As Christ-followers we must be especially careful in how our leadership and influence is represented. In fact, we should think not only through the lens of how we are being represented but, more importantly, who we are representing. Fair or not people see Christ reflected most often in either or best or our worst moments. When we shine, we have the opportunity to shine for Him. When we don’t shine, especially in our behaviors and attitudes, we risk doing damage to the witness of Christ. Although James, in his letter to Christians of the early church, was not necessarily writing leadership curriculum his advice here on relationships is central to how we should look to lead and influence others. As James 1:19 shares:

Understand this, my dear brothers and sisters! Let every person be quick to listen, slow to speak, slow to anger. (NET)

Using this as our guardrails we have the chance to both succeed in our leadership of others and represent Christ well. Let’s look at these individually:

Be Quick to Listen. The biggest temptation I have seen in new leaders is the feeling that they have to prove themselves. They look to do so by over-managing and making decisions in a vacuum. They may be concerned that if they ask for input it will show a weakness or cause someone on the team to lose confidence in them. A leader should work off the assumption that they now inform the work of the respective team members, they don’t own it. People are hired because they are competent in their roles. The team leader should look to build their team members’ individual competencies in those roles. Mistakes will be made but the beauty of empowering with clear expectations is the team member learns from the mistake and, in the end, produces stronger work as a result. Be quick to listen to the team and their thoughts on both how the work should be done and what they are currently thinking about the state of team culture.

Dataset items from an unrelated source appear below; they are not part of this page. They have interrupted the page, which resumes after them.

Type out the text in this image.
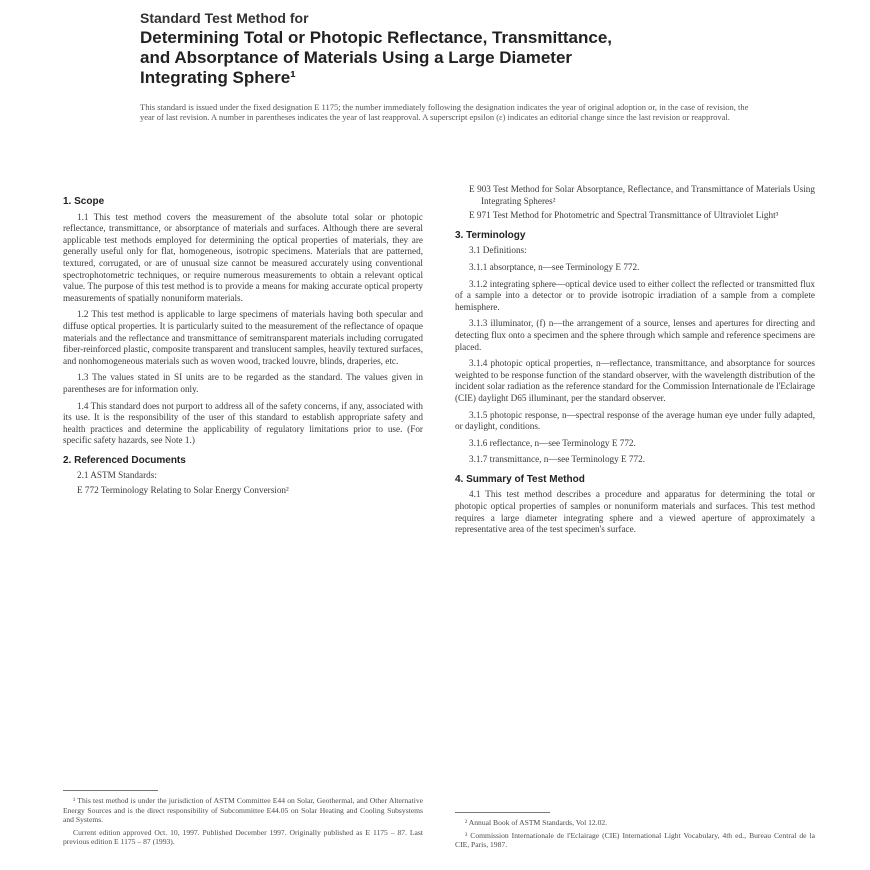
Standard Test Method for
Determining Total or Photopic Reflectance, Transmittance,
and Absorptance of Materials Using a Large Diameter
Integrating Sphere¹
This standard is issued under the fixed designation E 1175; the number immediately following the designation indicates the year of original adoption or, in the case of revision, the year of last revision. A number in parentheses indicates the year of last reapproval. A superscript epsilon (ε) indicates an editorial change since the last revision or reapproval.
1. Scope

1.1 This test method covers the measurement of the absolute total solar or photopic reflectance, transmittance, or absorptance of materials and surfaces. Although there are several applicable test methods employed for determining the optical properties of materials, they are generally useful only for flat, homogeneous, isotropic specimens. Materials that are patterned, textured, corrugated, or are of unusual size cannot be measured accurately using conventional spectrophotometric techniques, or require numerous measurements to obtain a relevant optical value. The purpose of this test method is to provide a means for making accurate optical property measurements of spatially nonuniform materials.

1.2 This test method is applicable to large specimens of materials having both specular and diffuse optical properties. It is particularly suited to the measurement of the reflectance of opaque materials and the reflectance and transmittance of semitransparent materials including corrugated fiber-reinforced plastic, composite transparent and translucent samples, heavily textured surfaces, and nonhomogeneous materials such as woven wood, tracked louvre, blinds, draperies, etc.

1.3 The values stated in SI units are to be regarded as the standard. The values given in parentheses are for information only.

1.4 This standard does not purport to address all of the safety concerns, if any, associated with its use. It is the responsibility of the user of this standard to establish appropriate safety and health practices and determine the applicability of regulatory limitations prior to use. (For specific safety hazards, see Note 1.)

2. Referenced Documents

2.1 ASTM Standards:

E 772 Terminology Relating to Solar Energy Conversion²

¹ This test method is under the jurisdiction of ASTM Committee E44 on Solar, Geothermal, and Other Alternative Energy Sources and is the direct responsibility of Subcommittee E44.05 on Solar Heating and Cooling Subsystems and Systems.

Current edition approved Oct. 10, 1997. Published December 1997. Originally published as E 1175 – 87. Last previous edition E 1175 – 87 (1993).

E 903 Test Method for Solar Absorptance, Reflectance, and Transmittance of Materials Using Integrating Spheres²

E 971 Test Method for Photometric and Spectral Transmittance of Ultraviolet Light³

3. Terminology

3.1 Definitions:

3.1.1 absorptance, n—see Terminology E 772.

3.1.2 integrating sphere—optical device used to either collect the reflected or transmitted flux of a sample into a detector or to provide isotropic irradiation of a sample from a complete hemisphere.

3.1.3 illuminator, (f) n—the arrangement of a source, lenses and apertures for directing and detecting flux onto a specimen and the sphere through which sample and reference specimens are placed.

3.1.4 photopic optical properties, n—reflectance, transmittance, and absorptance for sources weighted to be response function of the standard observer, with the wavelength distribution of the incident solar radiation as the reference standard for the Commission Internationale de l'Eclairage (CIE) daylight D65 illuminant, per the standard observer.

3.1.5 photopic response, n—spectral response of the average human eye under fully adapted, or daylight, conditions.

3.1.6 reflectance, n—see Terminology E 772.

3.1.7 transmittance, n—see Terminology E 772.

4. Summary of Test Method

4.1 This test method describes a procedure and apparatus for determining the total or photopic optical properties of samples or nonuniform materials and surfaces. This test method requires a large diameter integrating sphere and a viewed aperture of approximately a representative area of the test specimen's surface.

² Annual Book of ASTM Standards, Vol 12.02.

³ Commission Internationale de l'Eclairage (CIE) International Light Vocabulary, 4th ed., Bureau Central de la CIE, Paris, 1987.
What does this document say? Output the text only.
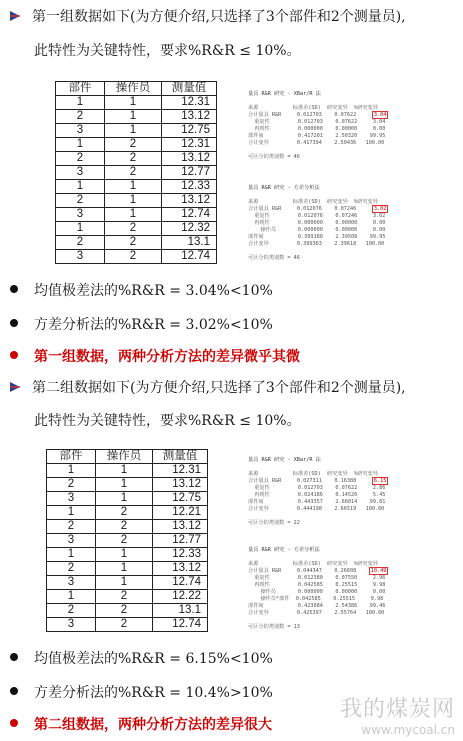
第一组数据如下(为方便介绍,只选择了3个部件和2个测量员),
此特性为关键特性，要求%R&R ≤ 10%。
部件	操作员	测量值
1	1	12.31
2	1	13.12
3	1	12.75
1	2	12.31
2	2	13.12
3	2	12.77
1	1	12.33
2	1	13.12
3	1	12.74
1	2	12.32
2	2	13.1
3	2	12.74

量具 R&R 研究 - XBar/R 法

来源           标准差(SD)  研究变异  %研究变异
合计量具 R&R     0.012703    0.07622     3.04
重复性         0.012703    0.07622     3.04
再现性         0.000000    0.00000     0.00
部件间           0.417201    2.50320    99.95
合计变异         0.417394    2.50436   100.00

可区分的类别数 = 46

量具 R&R 研究 - 方差分析法

来源           标准差(SD)  研究变异  %研究变异
合计量具 R&R     0.012076    0.07246     3.02
重复性         0.012076    0.07246     3.02
再现性         0.000000    0.00000     0.00
操作员       0.000000    0.00000     0.00
部件间           0.399180    2.39508    99.95
合计变异         0.399363    2.39618   100.00

可区分的类别数 = 46

均值极差法的%R&R = 3.04%<10%
方差分析法的%R&R = 3.02%<10%
第一组数据，两种分析方法的差异微乎其微
第二组数据如下(为方便介绍,只选择了3个部件和2个测量员),
此特性为关键特性，要求%R&R ≤ 10%。
部件	操作员	测量值
1	1	12.31
2	1	13.12
3	1	12.75
1	2	12.21
2	2	13.12
3	2	12.77
1	1	12.33
2	1	13.12
3	1	12.74
1	2	12.22
2	2	13.1
3	2	12.74

量具 R&R 研究 - XBar/R 法

来源           标准差(SD)  研究变异  %研究变异
合计量具 R&R     0.027311    0.16388     6.15
重复性         0.012703    0.07622     2.86
再现性         0.024186    0.14520     5.45
部件间           0.443357    2.66014    99.81
合计变异         0.444198    2.66519   100.00

可区分的类别数 = 22

量具 R&R 研究 - 方差分析法

来源           标准差(SD)  研究变异  %研究变异
合计量具 R&R     0.044347    0.26608    10.49
重复性         0.012380    0.07550     2.96
再现性         0.042585    0.25515     9.98
操作员       0.000000    0.00000     0.00
操作员*部件  0.042585    0.25515     9.98
部件间           0.423084    2.54386    99.46
合计变异         0.425397    2.55764   100.00

可区分的类别数 = 13

均值极差法的%R&R = 6.15%<10%
方差分析法的%R&R = 10.4%>10%
第二组数据，两种分析方法的差异很大
我的煤炭网
www.mycoal.cn
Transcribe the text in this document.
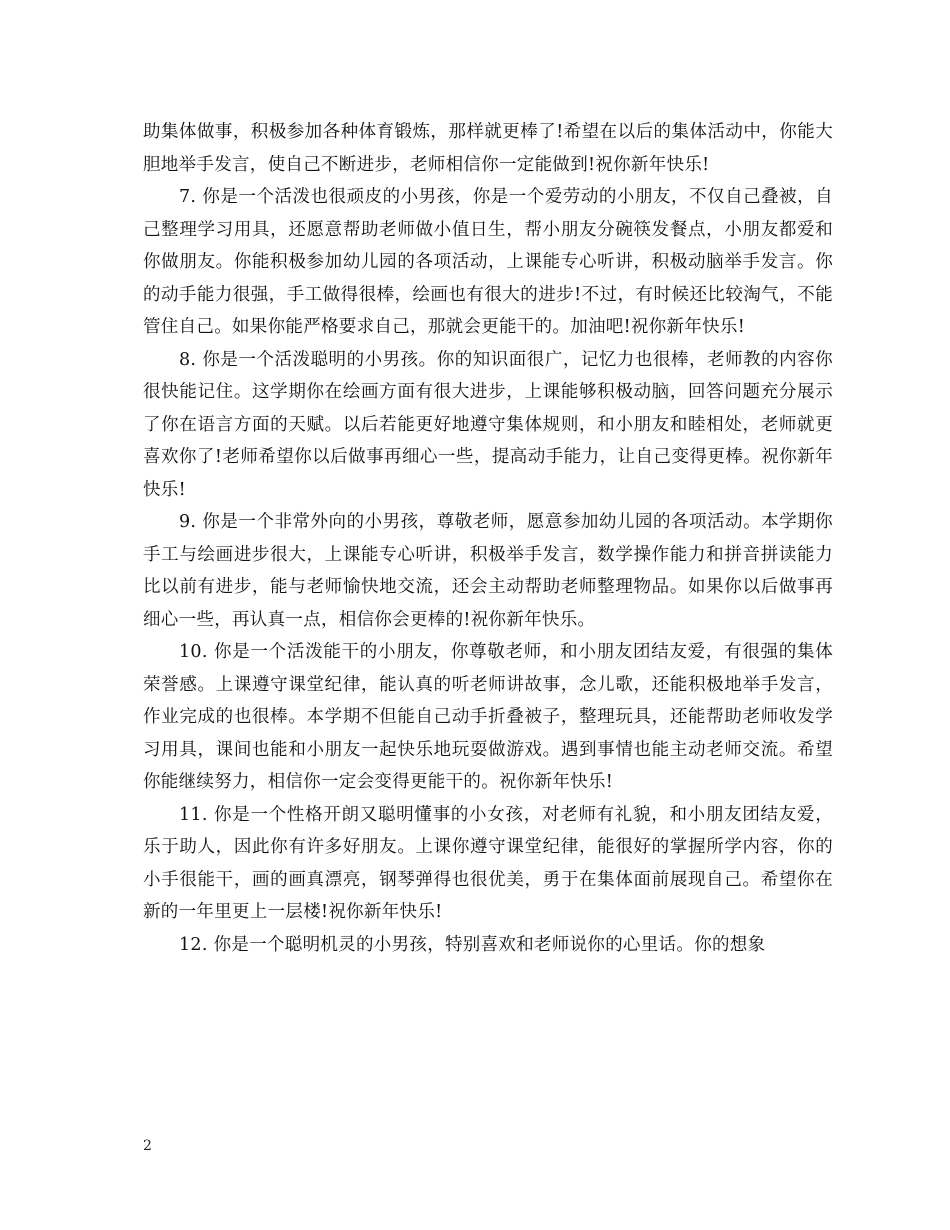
助集体做事，积极参加各种体育锻炼，那样就更棒了!希望在以后的集体活动中，你能大胆地举手发言，使自己不断进步，老师相信你一定能做到!祝你新年快乐!

7. 你是一个活泼也很顽皮的小男孩，你是一个爱劳动的小朋友，不仅自己叠被，自己整理学习用具，还愿意帮助老师做小值日生，帮小朋友分碗筷发餐点，小朋友都爱和你做朋友。你能积极参加幼儿园的各项活动，上课能专心听讲，积极动脑举手发言。你的动手能力很强，手工做得很棒，绘画也有很大的进步!不过，有时候还比较淘气，不能管住自己。如果你能严格要求自己，那就会更能干的。加油吧!祝你新年快乐!

8. 你是一个活泼聪明的小男孩。你的知识面很广，记忆力也很棒，老师教的内容你很快能记住。这学期你在绘画方面有很大进步，上课能够积极动脑，回答问题充分展示了你在语言方面的天赋。以后若能更好地遵守集体规则，和小朋友和睦相处，老师就更喜欢你了!老师希望你以后做事再细心一些，提高动手能力，让自己变得更棒。祝你新年快乐!

9. 你是一个非常外向的小男孩，尊敬老师，愿意参加幼儿园的各项活动。本学期你手工与绘画进步很大，上课能专心听讲，积极举手发言，数学操作能力和拼音拼读能力比以前有进步，能与老师愉快地交流，还会主动帮助老师整理物品。如果你以后做事再细心一些，再认真一点，相信你会更棒的!祝你新年快乐。

10. 你是一个活泼能干的小朋友，你尊敬老师，和小朋友团结友爱，有很强的集体荣誉感。上课遵守课堂纪律，能认真的听老师讲故事，念儿歌，还能积极地举手发言，作业完成的也很棒。本学期不但能自己动手折叠被子，整理玩具，还能帮助老师收发学习用具，课间也能和小朋友一起快乐地玩耍做游戏。遇到事情也能主动老师交流。希望你能继续努力，相信你一定会变得更能干的。祝你新年快乐!

11. 你是一个性格开朗又聪明懂事的小女孩，对老师有礼貌，和小朋友团结友爱，乐于助人，因此你有许多好朋友。上课你遵守课堂纪律，能很好的掌握所学内容，你的小手很能干，画的画真漂亮，钢琴弹得也很优美，勇于在集体面前展现自己。希望你在新的一年里更上一层楼!祝你新年快乐!

12. 你是一个聪明机灵的小男孩，特别喜欢和老师说你的心里话。你的想象

2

Be Slow to Speak. Along the same vein too often a team leader will look to insert their will before allowing proper discussion. Remember, the leader’s job is not to have the answers, it is to get to the best answer. This is most often going to be carried out by hearing where the team member’s take the discussions. What cues might a leader pick up by not speaking too soon into the discussion? By waiting to speak an opinion they can really see how the team articulates the mission and values of the work. More than trying to insert a spoken solution the leader can carefully guide the discussion in a way that the most important aspects of mission, values, culture, and strategy are all accounted for. As the leader does this, they will find the team is generally able to land on a good decision.

Be Slow to Anger. Every leader, above all, should be seeking to develop their team member’s competencies. As Liz Wiseman, in her excellent book Multipliers, every leader’s aim should be just that; to multiply their influence through empowering their team. The quickest way to shut down input from a team is to display anger, frustration, or a sense of mild irritation to them. This can manifest itself in encountering a major setback or simply in how one responds to questions. Many workers, who are dedicating themselves to bring their best, will be question-askers. While it sometimes is easy for a leader to feel like their authority or decisions are being questioned, they must remember that questions are an opportunity to show clarity around the goals. A team member will produce a better outcome when they clearly understand what is desired and taking the time to patiently answer questions will help pave the way to the best solutions that team member might bring.

While certainly not a comprehensive list of ways to succeed as a leader all followers of Christ should look to use this as a measuring stick. Exhibiting the qualities of a patient, open-minded listener increases the avenues of communication and will position any leaders to grow their ability to influence among their teams.